4- Once this is done, InputSplits for the job are created(based on the InputFormat you are using). If the splits cannot be computed, because the input paths don’t exist, for example, then the job is not submitted and an error is thrown to the MapReduce program.
5- Based on the number of InputSplits, map tasks are created and each InputSplits gets processed by one map task.
6- Then the resources which are required to run the job are copied across the cluster like the the job JAR file, the configuration file etc. The job JAR is copied with a high replication factor (which defaults to 10) so that there are lots of copies across the cluster for the tasktrackers to access when they run tasks for the job.
7- Then based on the location of the data blocks, that are going to get processed, JobTracker directs TaskTrackers to run map tasks on that very same DataNode where that particular data block is present. If there are no free CPU slots on that DataNode, the data is moved to a nearby DataNode with free slots and the processes is continued without having to wait.
8- Once the map phase starts individual records(key-value pairs) from each InputSplit start getting processed by the Mapper one by one completing the entire InputSplit.
9- Once the map phase gets over, the output undergoes shuffle, sort and combine. After this the reduce phase starts giving you the final output.
Below is the pictorial representation of the entire process :
Also, I would suggest you to go through this link.
HTH
How does a node processing running the mapper knows that it has to send some key-value output to node A (running the reducer) & some to node B (running another reducer)?
Is there somewhere a reducer node list is maintained by the the JobTracker?
If yes, how does it chooses a node to run the reducer?
A Mapper doesn't really know where to send the data, it focuses on 2 things:
Writes the data to disk. Initially the map output is buffered in memory, and once it hits a certain threshold it gets flushed to disk. But right before going to disk, the data is partitioned by taking a hash of the output key which corresponds to which Reducer it will be sent to.
Once a map task is done it will notify the parent task tracker to say it's done, which will then notify the job tracker itself. So the job tracker has the complete mapping between map outputs and task trackers.

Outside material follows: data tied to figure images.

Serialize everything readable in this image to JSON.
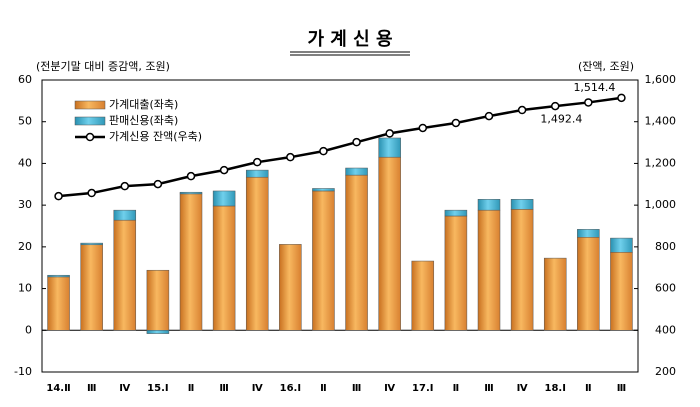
{
  "chart_data": {
    "type": "bar",
    "title": "가 계 신 용",
    "y_label": "(전분기말 대비 증감액, 조원)",
    "y2_label": "(잔액, 조원)",
    "categories": [
      "14.Ⅱ",
      "Ⅲ",
      "Ⅳ",
      "15.Ⅰ",
      "Ⅱ",
      "Ⅲ",
      "Ⅳ",
      "16.Ⅰ",
      "Ⅱ",
      "Ⅲ",
      "Ⅳ",
      "17.Ⅰ",
      "Ⅱ",
      "Ⅲ",
      "Ⅳ",
      "18.Ⅰ",
      "Ⅱ",
      "Ⅲ"
    ],
    "stacked": true,
    "legend": "upper left",
    "series": [
      {
        "name": "가계대출(좌축)",
        "color": "#f0a040",
        "axis": "y",
        "values": [
          12.8,
          20.5,
          26.4,
          14.4,
          32.7,
          29.8,
          36.7,
          20.6,
          33.4,
          37.2,
          41.5,
          16.6,
          27.4,
          28.8,
          29.0,
          17.3,
          22.3,
          18.7
        ]
      },
      {
        "name": "판매신용(좌축)",
        "color": "#40b0d0",
        "axis": "y",
        "values": [
          0.4,
          0.4,
          2.4,
          -0.8,
          0.4,
          3.6,
          1.7,
          0,
          0.6,
          1.7,
          4.6,
          0,
          1.4,
          2.6,
          2.4,
          0,
          1.9,
          3.4
        ]
      },
      {
        "name": "가계신용 잔액(우축)",
        "color": "#000000",
        "axis": "y2",
        "type": "line",
        "values": [
          1043,
          1058,
          1091,
          1101,
          1139,
          1168,
          1206,
          1230,
          1259,
          1302,
          1344,
          1370,
          1394,
          1427,
          1456,
          1475,
          1492.4,
          1514.4
        ],
        "value_labels": [
          null,
          null,
          null,
          null,
          null,
          null,
          null,
          null,
          null,
          null,
          null,
          null,
          null,
          null,
          null,
          null,
          "1,492.4",
          "1,514.4"
        ]
      }
    ],
    "ylim": [
      -10,
      60
    ],
    "yticks": [
      -10,
      0,
      10,
      20,
      30,
      40,
      50,
      60
    ],
    "y2lim": [
      200,
      1600
    ],
    "y2ticks": [
      200,
      400,
      600,
      800,
      {
        "value": 1000,
        "label": "1,000"
      },
      {
        "value": 1200,
        "label": "1,200"
      },
      {
        "value": 1400,
        "label": "1,400"
      },
      {
        "value": 1600,
        "label": "1,600"
      }
    ]
  }
}
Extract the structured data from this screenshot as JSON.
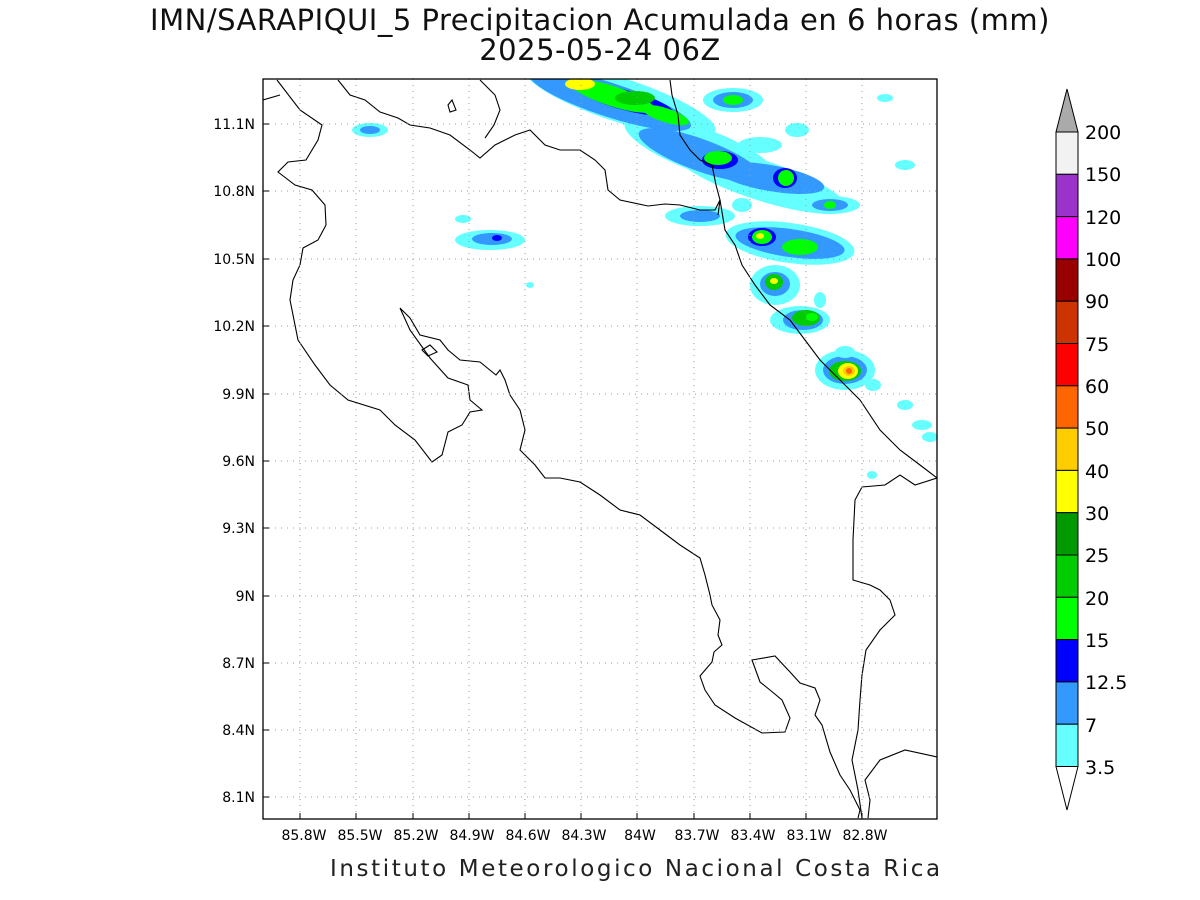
{
  "title_line1": "IMN/SARAPIQUI_5 Precipitacion Acumulada en 6 horas (mm)",
  "title_line2": "2025-05-24 06Z",
  "footer": "Instituto Meteorologico Nacional Costa Rica",
  "map": {
    "lon_labels": [
      "85.8W",
      "85.5W",
      "85.2W",
      "84.9W",
      "84.6W",
      "84.3W",
      "84W",
      "83.7W",
      "83.4W",
      "83.1W",
      "82.8W"
    ],
    "lat_labels": [
      "11.1N",
      "10.8N",
      "10.5N",
      "10.2N",
      "9.9N",
      "9.6N",
      "9.3N",
      "9N",
      "8.7N",
      "8.4N",
      "8.1N"
    ],
    "lon_range": [
      "86W",
      "83W"
    ],
    "lat_range": [
      "8N",
      "11.3N"
    ],
    "gridlines": "dotted"
  },
  "colorbar": {
    "levels": [
      "3.5",
      "7",
      "12.5",
      "15",
      "20",
      "25",
      "30",
      "40",
      "50",
      "60",
      "75",
      "90",
      "100",
      "120",
      "150",
      "200"
    ],
    "colors": [
      "#ffffff",
      "#66ffff",
      "#3399ff",
      "#0000ff",
      "#00ff00",
      "#00cc00",
      "#009900",
      "#ffff00",
      "#ffcc00",
      "#ff6600",
      "#ff0000",
      "#cc3300",
      "#990000",
      "#ff00ff",
      "#9933cc",
      "#f2f2f2",
      "#aaaaaa"
    ]
  }
}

From there, when a Reducer starts, it will keep asking the job tracker for the map outputs corresponding to his partition until it has retrieved them all. Whenever a map output is available, the reduce task will start copying it, and gradually merge as it copies.
If this is still unclear, I will advise looking at the reference book on Hadoop which has a whole chapter describing this part, here is a schema extracted from it that could help you visualize what happens in the shuffle step:
The mappers do not send the data to the reducers, rather the reducers pull the data from the task trackers where successful map tasks ran.
The Job Tracker, when allocating a reducer task to a task tracker, knows where the successful map tasks ran, and can compile a list of task tracker and map attempt task results to pull.